The beta(2)-adrenergic receptor (ADRB2) polymorphisms are known to be functionally relevant and disease modifying in subjects with asthma. However, the association of these polymorphisms with asthma remains to be established. Our objective is to investigate the association of the ADRB2 polymorphisms and haplotypes with asthma in North Indian subjects.
A subset of 101 unrelated cases and 55 unrelated unaffected individuals were used for a case-control disease-association test.
Ten variable single nucleotide polymorphism (SNP) sites within a span of 2.193 kb were identified in the ADRB2 gene by the sequencing and genotyping of 351 bronchial asthma patients and healthy individuals. The distributions of genotype and allele frequencies for individual SNPs in the ADRB2 gene and ADRB2 haplotype frequencies were estimated in unrelated asthmatics and healthy individuals. No significant association was observed between ADRB2 genotypes and alleles with disease status after Bonferroni correction for multiple testing (reference p value = 0.0083). However, haplotype GGCTTTGCAA was found to be significantly associated with asthma (p = 0.021) in the studied population.

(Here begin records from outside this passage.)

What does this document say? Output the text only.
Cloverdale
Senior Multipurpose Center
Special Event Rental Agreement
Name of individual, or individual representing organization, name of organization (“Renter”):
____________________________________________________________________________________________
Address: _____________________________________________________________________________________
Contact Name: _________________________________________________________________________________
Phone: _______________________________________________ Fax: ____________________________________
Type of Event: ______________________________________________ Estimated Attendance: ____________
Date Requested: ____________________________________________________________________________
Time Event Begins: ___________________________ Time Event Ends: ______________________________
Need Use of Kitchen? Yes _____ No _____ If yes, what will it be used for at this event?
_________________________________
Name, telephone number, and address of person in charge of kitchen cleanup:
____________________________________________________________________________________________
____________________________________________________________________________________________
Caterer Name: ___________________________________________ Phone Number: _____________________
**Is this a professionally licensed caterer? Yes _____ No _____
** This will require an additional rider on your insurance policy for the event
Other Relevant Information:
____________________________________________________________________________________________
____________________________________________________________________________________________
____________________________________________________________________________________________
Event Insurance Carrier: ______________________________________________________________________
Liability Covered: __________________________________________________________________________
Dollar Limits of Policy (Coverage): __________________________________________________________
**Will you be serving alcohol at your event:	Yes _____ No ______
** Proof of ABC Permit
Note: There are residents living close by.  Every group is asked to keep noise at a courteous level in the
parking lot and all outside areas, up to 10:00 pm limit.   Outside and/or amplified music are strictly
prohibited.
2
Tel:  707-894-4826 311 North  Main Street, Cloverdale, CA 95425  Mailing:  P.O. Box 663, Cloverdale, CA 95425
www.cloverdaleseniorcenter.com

Our results suggest that there is likely to be a functional significance of the ADRB2 gene with asthma.
已知β₂肾上腺素能受体(ADRB2)基因多态性在哮喘患者中具有功能相关性且可改变疾病状况。然而,这些多态性与哮喘的关联仍有待确定。我们的目的是研究北印度人群中ADRB2基因多态性和单倍型与哮喘的关联。
选取101例无亲缘关系的病例和55例无亲缘关系的未患病个体作为子集进行病例对照疾病关联试验。
通过对351例支气管哮喘患者和健康个体进行测序和基因分型,在ADRB2基因中鉴定出2.193 kb范围内的10个可变单核苷酸多态性(SNP)位点。在无亲缘关系的哮喘患者和健康个体中估计了ADRB2基因中单个SNP的基因型和等位基因频率分布以及ADRB2单倍型频率。在对多重检验进行Bonferroni校正后(参考p值 = 0.0083),未观察到ADRB2基因型和等位基因与疾病状态之间存在显著关联。然而,在所研究的人群中发现单倍型GGCTTTGCAA与哮喘显著相关(p = 0.021)。
我们的结果表明ADRB2基因与哮喘可能具有功能意义。